John Chillag was born in Vienna on 20 April 1927 to a Hungarian father and an Austro-Hungarian mother. He was an only child. He had a Liberal Jewish upbringing, although his mother came from a more orthodox family. His father was an accountant and his mother a dressmaker. The family lived in the 18th district near the Turkenschantz Park and then in the 2nd district in the Ausstellung Strasse. At the age of 7 the family returned to Gyor, Hungary, where his father was born and his father went into the family’s building material company as the accountant. John attended a Jewish primary school and a State Secondary School and joined in after school activities. His father was politically active on the left. In 1938 his father was taken to join a labour battalion but was not conscripted in subsequent years because he was beyond the age. There were certain anti-Jewish restrictions but these did not affect his family at this time. 

The Germans overran the country in 1944 and within two weeks had implemented many anti-Jewish restrictions. Work and school ceased and the Jews were forced into a ghetto in the Jewish section of town. They were there for about 2 weeks in the house of a non-Jewish worker who swapped homes with them. They were then moved to a regional ghetto by the railway and were transported in June in cattle trucks to Auschwitz. They did not know of this place and had no idea what it meant. John, his father and uncle were selected for work, the women were not. He soon discovered what had happened to them. They were placed in a barrack near the gypsy camp and spent about 2 months there in quarantine due to an outbreak of illness. They spent their days in roll calls and in idling away their time. He heard the commotion as the gypsy camp was broken up. In August they were finally sent to the slave labour camp of Bochum, a satellite of Buchenwald. John worked in the steel works, pressing ship’s cannons under great heat without any protective clothing. His father was with him but died in the winter of exhaustion. 

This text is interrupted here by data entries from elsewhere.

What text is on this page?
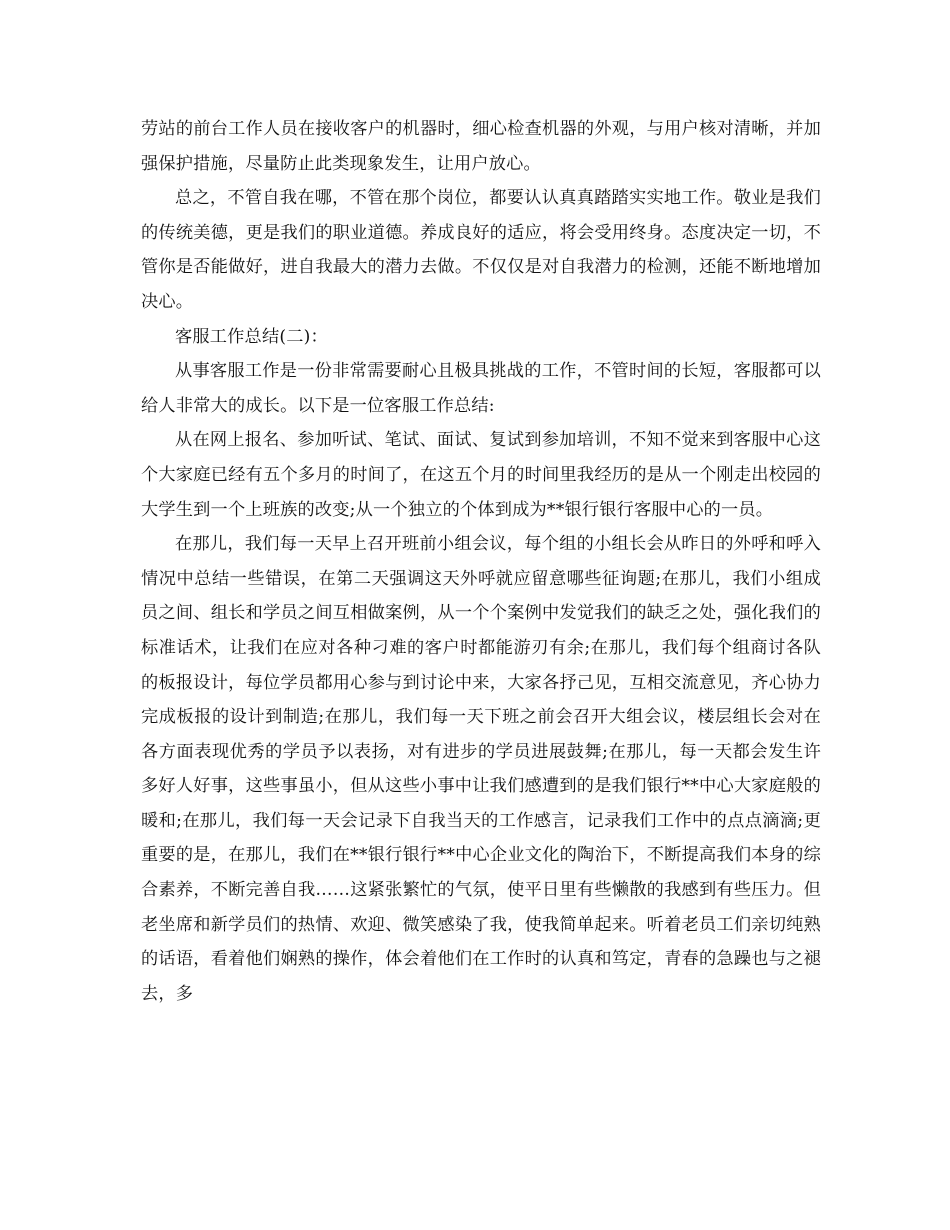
劳站的前台工作人员在接收客户的机器时，细心检查机器的外观，与用户核对清晰，并加强保护措施，尽量防止此类现象发生，让用户放心。

总之，不管自我在哪，不管在那个岗位，都要认认真真踏踏实实地工作。敬业是我们的传统美德，更是我们的职业道德。养成良好的适应，将会受用终身。态度决定一切，不管你是否能做好，进自我最大的潜力去做。不仅仅是对自我潜力的检测，还能不断地增加决心。

客服工作总结(二)：

从事客服工作是一份非常需要耐心且极具挑战的工作，不管时间的长短，客服都可以给人非常大的成长。以下是一位客服工作总结:

从在网上报名、参加听试、笔试、面试、复试到参加培训，不知不觉来到客服中心这个大家庭已经有五个多月的时间了，在这五个月的时间里我经历的是从一个刚走出校园的大学生到一个上班族的改变;从一个独立的个体到成为**银行银行客服中心的一员。

在那儿，我们每一天早上召开班前小组会议，每个组的小组长会从昨日的外呼和呼入情况中总结一些错误，在第二天强调这天外呼就应留意哪些征询题;在那儿，我们小组成员之间、组长和学员之间互相做案例，从一个个案例中发觉我们的缺乏之处，强化我们的标准话术，让我们在应对各种刁难的客户时都能游刃有余;在那儿，我们每个组商讨各队的板报设计，每位学员都用心参与到讨论中来，大家各抒己见，互相交流意见，齐心协力完成板报的设计到制造;在那儿，我们每一天下班之前会召开大组会议，楼层组长会对在各方面表现优秀的学员予以表扬，对有进步的学员进展鼓舞;在那儿，每一天都会发生许多好人好事，这些事虽小，但从这些小事中让我们感遭到的是我们银行**中心大家庭般的暖和;在那儿，我们每一天会记录下自我当天的工作感言，记录我们工作中的点点滴滴;更重要的是，在那儿，我们在**银行银行**中心企业文化的陶治下，不断提高我们本身的综合素养，不断完善自我……这紧张繁忙的气氛，使平日里有些懒散的我感到有些压力。但老坐席和新学员们的热情、欢迎、微笑感染了我，使我简单起来。听着老员工们亲切纯熟的话语，看着他们娴熟的操作，体会着他们在工作时的认真和笃定，青春的急躁也与之褪去，多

In March 1945 they were taken to Buchenwald where John went to the hospital wing, being too weak to do anything. He was liberated there by the Americans in April 1945 and nursed back to health in an army hospital. He returned to Gyor and re-opened the family building material company with a cousin. He managed to purchase goods with money he found in Buchenwald. They bribed the Russians to leave the family home with 44 gallons of methalated spirits. The business was successful but in 1949 he was conscripted into the army. He took leave and fled the country for Vienna. There he became registered as a refugee with the IRO and after stays in various DP camps he sailed for Australia on the General MB Steward US Navy Ship in Feb. 1950. He was given a job in the ship’s office because he could speak English slightly and shared a two berth room and better food. He worked in Sydney then took a job in the Snowy Mountains on the Hydro Electric Scheme. There he met his future wife a London born girl called Audrey Banham. 

Keyword

Full Interview

Transcript

When I was seventeen, one year to go to matriculation, the Germans occupied Hungary, so I never went to the last class before graduating from school. …All the anti-Jewish legislation they put into practise in Germany over years, and in less and less time as they occupied various countries, and by the time they got to Hungary, it worked like clockwork.

Hungary had two types of police. Police in the more sort of urban areas, and Gendarmerie in the countryside, open areas and so on. And whilst the Police was no better, no worse than the rest of the population, the Gendarmerie were sort of hand-picked yobbos and thugs with sympathies as far right as Hitler, possibly further. And if anything we suffered more from even the limited contact we had with them, than from the Germans, at that stage.

The food wasn't all that much, was it, but one thing one has to remember about those times, that in Hungary we were living very well. There were no food shortages, or no real food shortages. So we had quite a bit of what I refer to as ‘tactical reserve’ on us, but in Auschwitz it was very rapidly disappearing.